Education played an important role in the activities of the club. In 1915, the League assumed responsibility for maintaining the city library. The library had been organized in 1910 as a private institution and was initially supervised by a men’s club and later was entrusted to the care of the local chapter of the Women’s Temperance Union.  

In 1915, the Civic League purchased the lot on which the present woman’s club building stands. Plans for the building were prepared, but before construction could begin in 1917, the nation entered World War I, and the construction was delayed. The efforts for the construction of a clubhouse were renewed after the end of the war, and a fundraising campaign was undertaken. Membership in the organization swelled from ninety-five in 1914 to its zenith in 1924 with three-hundred-seventy-four members.  

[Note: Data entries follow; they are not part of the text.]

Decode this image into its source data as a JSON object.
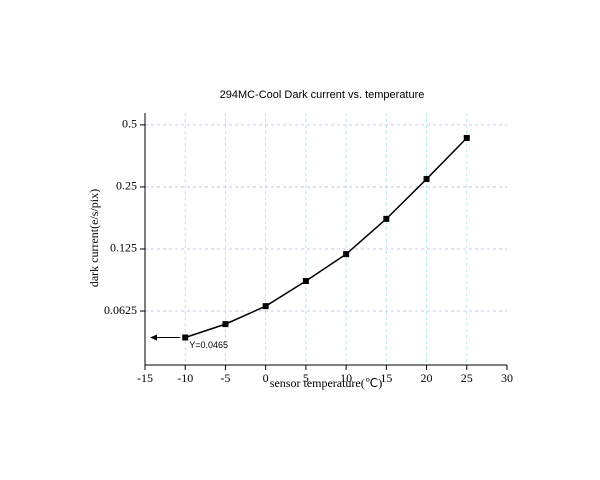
{
  "chart_data": {
    "type": "line",
    "title": "294MC-Cool Dark current vs. temperature",
    "x_label": "sensor temperature(℃)",
    "y_label": "dark current(e/s/pix)",
    "x": [
      -10,
      -5,
      0,
      5,
      10,
      15,
      20,
      25
    ],
    "series": [
      {
        "color": "#000000",
        "values": [
          0.0465,
          0.054,
          0.066,
          0.0874,
          0.118,
          0.175,
          0.273,
          0.432
        ]
      }
    ],
    "xlim": [
      -15,
      30
    ],
    "xticks": [
      -15,
      -10,
      -5,
      0,
      5,
      10,
      15,
      20,
      25,
      30
    ],
    "ylim": [
      0.0342,
      0.571
    ],
    "yticks": [
      0.0625,
      0.125,
      0.25,
      0.5
    ],
    "yscale": "log",
    "grid": true,
    "annotation": "Y=0.0465"
  }
}
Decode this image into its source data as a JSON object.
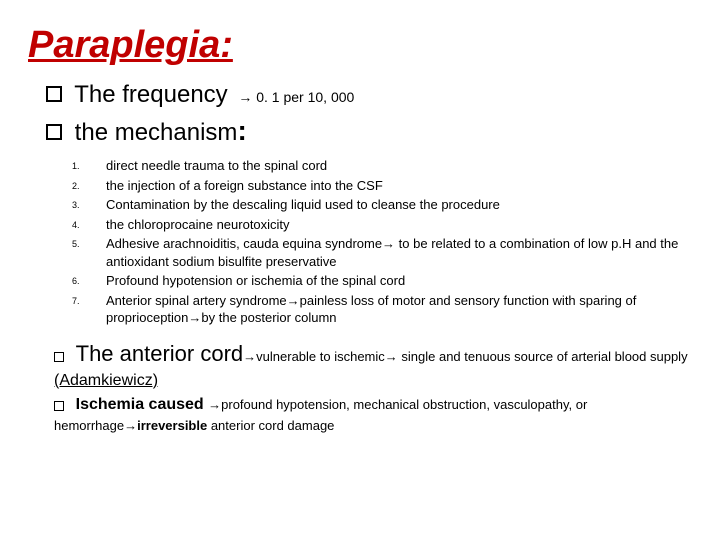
{
  "title": "Paraplegia:",
  "title_color": "#c00000",
  "line1": {
    "lead": "The",
    "word": "frequency",
    "tail": "→ 0. 1 per 10, 000"
  },
  "line2": {
    "lead": "the",
    "word": "mechanism",
    "colon": ":"
  },
  "mechanisms": [
    "direct needle trauma to the spinal cord",
    "the injection of a foreign substance into the CSF",
    "Contamination by the descaling liquid used to cleanse the procedure",
    "the chloroprocaine neurotoxicity",
    "Adhesive arachnoiditis, cauda equina syndrome→ to be related to a combination of low p.H and the antioxidant sodium bisulfite preservative",
    "Profound hypotension or ischemia of the spinal cord",
    "Anterior spinal artery syndrome→painless loss of motor and sensory function with sparing of proprioception→by the posterior column"
  ],
  "footer": {
    "p1_big": "The anterior cord",
    "p1_rest": "→vulnerable to ischemic→ single and tenuous source of arterial blood supply ",
    "p1_adamk": "(Adamkiewicz)",
    "p2_lead": "Ischemia caused ",
    "p2_mid": "→profound hypotension, mechanical obstruction, vasculopathy, or hemorrhage→",
    "p2_bold": "irreversible",
    "p2_end": " anterior cord damage"
  }
}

In the Fall of 1922, a new set of architectural plans were drawn up, and construction began early in the new year. The project was completed in November 1923 at a cost of $28,000. Much fanfare was associated with the dedication of the building. Downtown merchants closed their businesses for the ceremony on January 22, 1924. Mrs. Frank S. Poole, the club’s recording secretary, submitted an article on the building and a photograph of it which were published in the March 1924 issue of the Florida Bulletin, a journal published by the Florida Federation of Women’s Clubs. The name of the architect who drew up the plans for the clubhouse was not recorded, but the Seymour-Craig Company of Winter Haven Supervised construction.